Some legal advice has been provided via Sarita Stratton from a lawyer by the name of John Daenke, who has quite an impressive CV. He has provided advice to Sport SA in relation to the current act that we operate under and the proposed sports codes. He is a consultant for Lynch Meyer and has worked in the area of sports law and insurance law. I am very grateful for being provided with this particular brief which I think covers a number of these issues quite well for the lay person.

He states that in providing this advice he is not sure what the insurance industry's opinion is on how this particular bill will assist recreational services providers to obtain insurance. He pretty much states that waivers are not worth the paper they are written on, but sometimes insurers require them anyway for their own risk management purposes, which I think is an important point. He has concerns that not all not-for-profits are covered, which is a matter that relates to the matters that I was talking about in relation to one-off events, in that one of the aspects that the government spoke about in the briefing was that it would apply to not-for-profits and whether they are covered. So, I would appreciate some advice on that from the government.

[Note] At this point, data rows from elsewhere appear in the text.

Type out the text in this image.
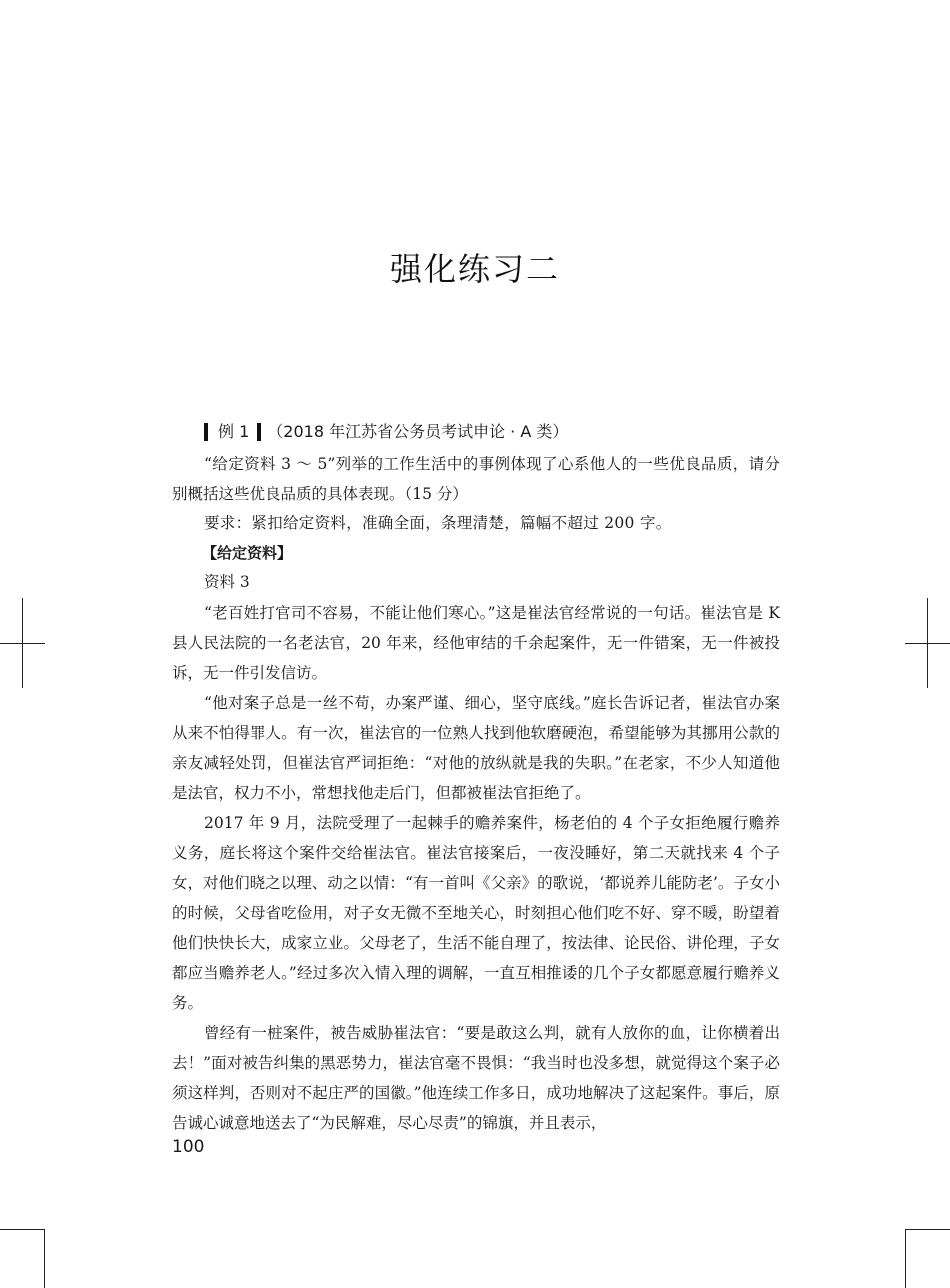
强化练习二
例 1 （2018 年江苏省公务员考试申论 · A 类）

“给定资料 3 ～ 5”列举的工作生活中的事例体现了心系他人的一些优良品质，请分别概括这些优良品质的具体表现。（15 分）

要求：紧扣给定资料，准确全面，条理清楚，篇幅不超过 200 字。

【给定资料】
资料 3

“老百姓打官司不容易，不能让他们寒心。”这是崔法官经常说的一句话。崔法官是 K 县人民法院的一名老法官，20 年来，经他审结的千余起案件，无一件错案，无一件被投诉，无一件引发信访。

“他对案子总是一丝不苟，办案严谨、细心，坚守底线。”庭长告诉记者，崔法官办案从来不怕得罪人。有一次，崔法官的一位熟人找到他软磨硬泡，希望能够为其挪用公款的亲友减轻处罚，但崔法官严词拒绝：“对他的放纵就是我的失职。”在老家，不少人知道他是法官，权力不小，常想找他走后门，但都被崔法官拒绝了。

2017 年 9 月，法院受理了一起棘手的赡养案件，杨老伯的 4 个子女拒绝履行赡养义务，庭长将这个案件交给崔法官。崔法官接案后，一夜没睡好，第二天就找来 4 个子女，对他们晓之以理、动之以情：“有一首叫《父亲》的歌说，‘都说养儿能防老’。子女小的时候，父母省吃俭用，对子女无微不至地关心，时刻担心他们吃不好、穿不暖，盼望着他们快快长大，成家立业。父母老了，生活不能自理了，按法律、论民俗、讲伦理，子女都应当赡养老人。”经过多次入情入理的调解，一直互相推诿的几个子女都愿意履行赡养义务。

曾经有一桩案件，被告威胁崔法官：“要是敢这么判，就有人放你的血，让你横着出去！”面对被告纠集的黑恶势力，崔法官毫不畏惧：“我当时也没多想，就觉得这个案子必须这样判，否则对不起庄严的国徽。”他连续工作多日，成功地解决了这起案件。事后，原告诚心诚意地送去了“为民解难，尽心尽责”的锦旗，并且表示，

100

He states that the matter of waivers is only relevant to what the insurer wants, and even then the recreational services providers should check with their insurer in advance. He refers to the 'significant injury' definition and 'reckless conduct' definition and states that risk management, as a matter, should be looked at.

There has also been some opinion circulated from the Australian Lawyers Alliance which thinks that the statute should be repealed entirely, and that we should just go back to the common law system. That is something that I do not think the parliament would be inclined to do, and it would probably make us unique amongst all the states and territories.

I did state that we received advice from the Insurance Council of Australia for which I am very grateful. It stated that the South Australian model is similar to section 32N of the Fair Trading Act and noted that, while the New South Wales and Victorian provisions are quite different, they have similar effect. The council believes that all the states should be harmonised and, therefore, supports most aspects of this bill because it will repeal the Recreational Services Act and bring South Australia pretty much into line with other states with the exception of section 74I(2)(b).

I do not think that there is a lot more to add, except that we will examine any amendments that have been tabled, but I think that, in principle, we will not support any amendments that either add additional red tape or unnecessary provisions to the act or that change the nature of this piece of legislation. With those comments, I indicate that we will be supporting the second reading of this bill, and I look forward to the committee stage.

Debate adjourned on motion of Hon. R.D. Lawson.